The immediate trigger was a wave of nationwide protests that began in late November over the government’s draft 2026 budget – the first to be presented in euros ahead of the country’s scheduled entry into the eurozone on January 1, 2026. What started as anger over proposed increases in dividend taxes and social-security contributions quickly morphed into a broader, visceral rejection of systemic corruption, oligarchic capture, and the perceived arrogance of the political class. Within days, tens of thousands of people – students, pensioners, ethnic Bulgarians and Turks alike – were filling the streets of Sofia, Plovdiv, Varna and smaller towns. The scale and diversity of the crowds were striking in a country of fewer than seven million inhabitants.

Zhelyazkov’s cabinet, formed in early 2025 after the October 2024 parliamentary election, was always fragile.
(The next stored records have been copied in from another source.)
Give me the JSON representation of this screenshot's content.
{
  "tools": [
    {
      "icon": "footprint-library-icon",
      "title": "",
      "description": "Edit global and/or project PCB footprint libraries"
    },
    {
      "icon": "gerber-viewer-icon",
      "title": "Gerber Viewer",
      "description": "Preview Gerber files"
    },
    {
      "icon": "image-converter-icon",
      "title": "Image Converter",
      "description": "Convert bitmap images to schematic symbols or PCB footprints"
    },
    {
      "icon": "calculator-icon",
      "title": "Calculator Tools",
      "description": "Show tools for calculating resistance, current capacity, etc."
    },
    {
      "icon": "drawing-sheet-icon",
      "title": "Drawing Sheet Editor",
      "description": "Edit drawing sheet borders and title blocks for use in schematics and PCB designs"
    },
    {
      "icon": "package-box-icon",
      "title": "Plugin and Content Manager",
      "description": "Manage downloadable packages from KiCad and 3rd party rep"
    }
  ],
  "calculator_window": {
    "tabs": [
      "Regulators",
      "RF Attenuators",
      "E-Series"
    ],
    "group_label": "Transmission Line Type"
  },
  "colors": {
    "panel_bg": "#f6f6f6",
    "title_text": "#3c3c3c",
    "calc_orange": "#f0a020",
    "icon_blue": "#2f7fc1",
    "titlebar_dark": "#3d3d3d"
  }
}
It rested on a minority coalition dominated by GERB (the party of longtime strongman Boyko Borissov) and tolerated, rather than actively supported, by the Movement for Rights and Freedoms (DPS) and figures close to the sanctioned media magnate Delyan Peevski. From the outset, the government was dogged by the same accusations that have haunted every administration since the great anti-corruption protests of summer 2020: that it served narrow elite interests while ordinary citizens continued to suffer from the EU’s highest poverty rate, lowest wages, and most entrenched corruption.

The current crisis is only the latest chapter in a grinding cycle. Since Borissov’s fall in 2020–2021, Bulgaria has held seven parliamentary elections and seen six prime ministers come and go, none of whom lasted a full term. Each collapse has followed the same pattern: a shaky coalition, mutual recriminations, a no-confidence vote or the withdrawal of informal support, and then fresh elections that reproduce the same fragmented parliament. Public trust in institutions has collapsed to the low teens, and the country’s chronic inability to form stable governments has repeatedly delayed or jeopardised key strategic goals – Schengen membership (finally achieved in 2024), euro adoption, and the disbursement of billions in EU recovery funds.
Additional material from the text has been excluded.